Hi, anyone know what's this item (HIT 215 0230J)? I can't find it online with the code given. May i know the output voltage of this? Is it AC or DC? Appreciate if someone can guide on this. TQ

 

It looks like a transformer to me. Probably an in-house item.

 

anyone know what's this item (HIT 215 0230J)? I can't find it online with the code given.

A component designator of T1 would imply that it's a transformer.

May i know the output voltage of this? Is it AC or DC? Appreciate if someone can guide on this.

Transformer inputs and outputs are AC. We can't tell what either are without more information. We know you don't know what the component is, but knowing what it's used in would be helpful.

 

It looks a lot like a power supply for a cold-cathode florescent backlight for a flat screen monitor of some kind. The cube shaped device is a transformer, the T1 designation relates only to the circuit diagram and the assembly bill of materials.

 

That's a backlight inverter giving out AC..probably 150 to 200V...

 

It looks a lot like a power supply for a cold-cathode florescent backlight for a flat screen monitor of some kind. The cube shaped device is a transformer, the T1 designation relates only to the circuit diagram and the assembly bill of materials.

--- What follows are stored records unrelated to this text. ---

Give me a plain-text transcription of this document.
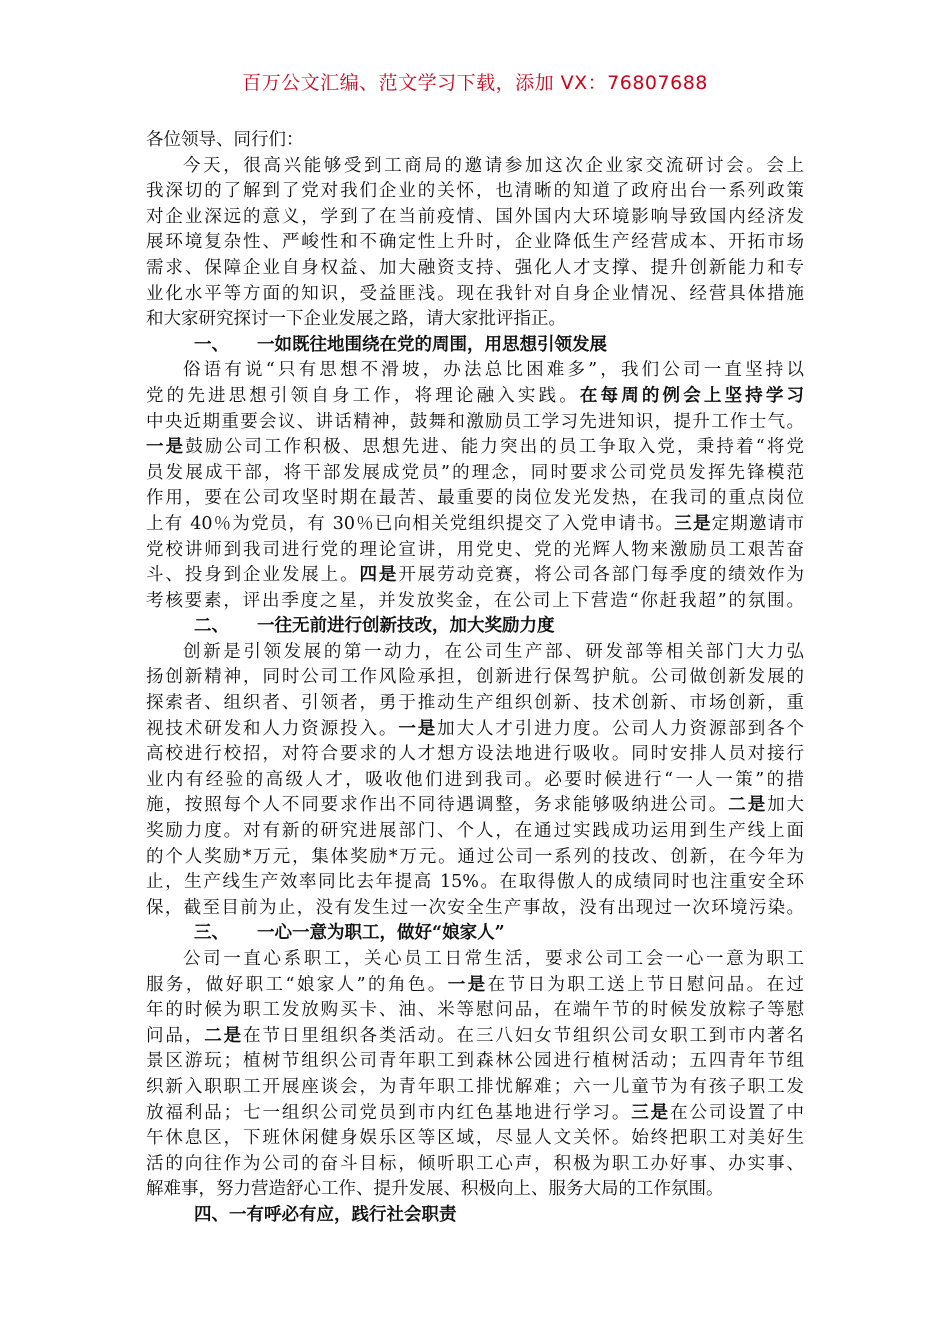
百万公文汇编、范文学习下载，添加 VX：76807688
各位领导、同行们：
今天，很高兴能够受到工商局的邀请参加这次企业家交流研讨会。会上
我深切的了解到了党对我们企业的关怀，也清晰的知道了政府出台一系列政策
对企业深远的意义，学到了在当前疫情、国外国内大环境影响导致国内经济发
展环境复杂性、严峻性和不确定性上升时，企业降低生产经营成本、开拓市场
需求、保障企业自身权益、加大融资支持、强化人才支撑、提升创新能力和专
业化水平等方面的知识，受益匪浅。现在我针对自身企业情况、经营具体措施
和大家研究探讨一下企业发展之路，请大家批评指正。
一、 一如既往地围绕在党的周围，用思想引领发展
俗语有说“只有思想不滑坡，办法总比困难多”，我们公司一直坚持以
党的先进思想引领自身工作，将理论融入实践。在每周的例会上坚持学习
中央近期重要会议、讲话精神，鼓舞和激励员工学习先进知识，提升工作士气。
一是鼓励公司工作积极、思想先进、能力突出的员工争取入党，秉持着“将党
员发展成干部，将干部发展成党员”的理念，同时要求公司党员发挥先锋模范
作用，要在公司攻坚时期在最苦、最重要的岗位发光发热，在我司的重点岗位
上有 40％为党员，有 30％已向相关党组织提交了入党申请书。三是定期邀请市
党校讲师到我司进行党的理论宣讲，用党史、党的光辉人物来激励员工艰苦奋
斗、投身到企业发展上。四是开展劳动竞赛，将公司各部门每季度的绩效作为
考核要素，评出季度之星，并发放奖金，在公司上下营造“你赶我超”的氛围。
二、 一往无前进行创新技改，加大奖励力度
创新是引领发展的第一动力，在公司生产部、研发部等相关部门大力弘
扬创新精神，同时公司工作风险承担，创新进行保驾护航。公司做创新发展的
探索者、组织者、引领者，勇于推动生产组织创新、技术创新、市场创新，重
视技术研发和人力资源投入。一是加大人才引进力度。公司人力资源部到各个
高校进行校招，对符合要求的人才想方设法地进行吸收。同时安排人员对接行
业内有经验的高级人才，吸收他们进到我司。必要时候进行“一人一策”的措
施，按照每个人不同要求作出不同待遇调整，务求能够吸纳进公司。二是加大
奖励力度。对有新的研究进展部门、个人，在通过实践成功运用到生产线上面
的个人奖励*万元，集体奖励*万元。通过公司一系列的技改、创新，在今年为
止，生产线生产效率同比去年提高 15%。在取得傲人的成绩同时也注重安全环
保，截至目前为止，没有发生过一次安全生产事故，没有出现过一次环境污染。
三、 一心一意为职工，做好“娘家人”
公司一直心系职工，关心员工日常生活，要求公司工会一心一意为职工
服务，做好职工“娘家人”的角色。一是在节日为职工送上节日慰问品。在过
年的时候为职工发放购买卡、油、米等慰问品，在端午节的时候发放粽子等慰
问品，二是在节日里组织各类活动。在三八妇女节组织公司女职工到市内著名
景区游玩；植树节组织公司青年职工到森林公园进行植树活动；五四青年节组
织新入职职工开展座谈会，为青年职工排忧解难；六一儿童节为有孩子职工发
放福利品；七一组织公司党员到市内红色基地进行学习。三是在公司设置了中
午休息区，下班休闲健身娱乐区等区域，尽显人文关怀。始终把职工对美好生
活的向往作为公司的奋斗目标，倾听职工心声，积极为职工办好事、办实事、
解难事，努力营造舒心工作、提升发展、积极向上、服务大局的工作氛围。
四、一有呼必有应，践行社会职责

Yes, indeed it's for backlight, but is this a florescent? No light out, so is it possible that I can inject voltage directly without go throught the circuit?

 

That's a backlight inverter giving out AC..probably 150 to 200V...

Yes, for backlight, I'm not sure if can direct inject 240VAC to the light or not?

 

Yes, for backlight, I'm not sure if can direct inject 240VAC to the light or not?

Powering any gas discharge device is complex because they exhibit negative resistance. That means that when the gas starts to conduct the voltage drops and the current rises a whole lot. Probably it is not the transformer that has failed, but rather one of the active devices.
So the answer is NO, you can not simply inject 240 volts AC and expect things to work. And much of the time it is the tube that has failed.

 

Powering any gas discharge device is complex because they exhibit negative resistance. That means that when the gas starts to conduct the voltage drops and the current rises a whole lot. Probably it is not the transformer that has failed, but rather one of the active devices.
So the answer is NO, you can not simply inject 240 volts AC and expect things to work. And much of the time it is the tube that has failed.

To confirm if there is output supply to the tube, can I measure the AC at this point (TP1 and TP2 near the Transformer output there)? Is the AC voltage always there as long as the supply to turn this tube ON? Or only it'll only have voltage for few second? Thanks

 

Powering any gas discharge device is complex because they exhibit negative resistance. That means that when the gas starts to conduct the voltage drops and the current rises a whole lot. Probably it is not the transformer that has failed, but rather one of the active devices.
So the answer is NO, you can not simply inject 240 volts AC and expect things to work. And much of the time it is the tube that has failed.

To confirm if there is output supply to the tube, can I measure the AC at this point (TP1 and TP2 near the Transformer output there)? Is the AC voltage always there as long as the supply to turn this tube ON? Or only it'll only have voltage for few second? Thanks

 

To confirm if there is output supply to the tube, can I measure the AC at this point (TP1 and TP2 near the Transformer output there)? Is the AC voltage always there as long as the supply to turn this tube ON? Or only it'll only have voltage for few second? Thanks

The voltage is maintained as long as the tube is supposed to be illuminated. It drops to a lower value when the tube lights, but that is still well above zero.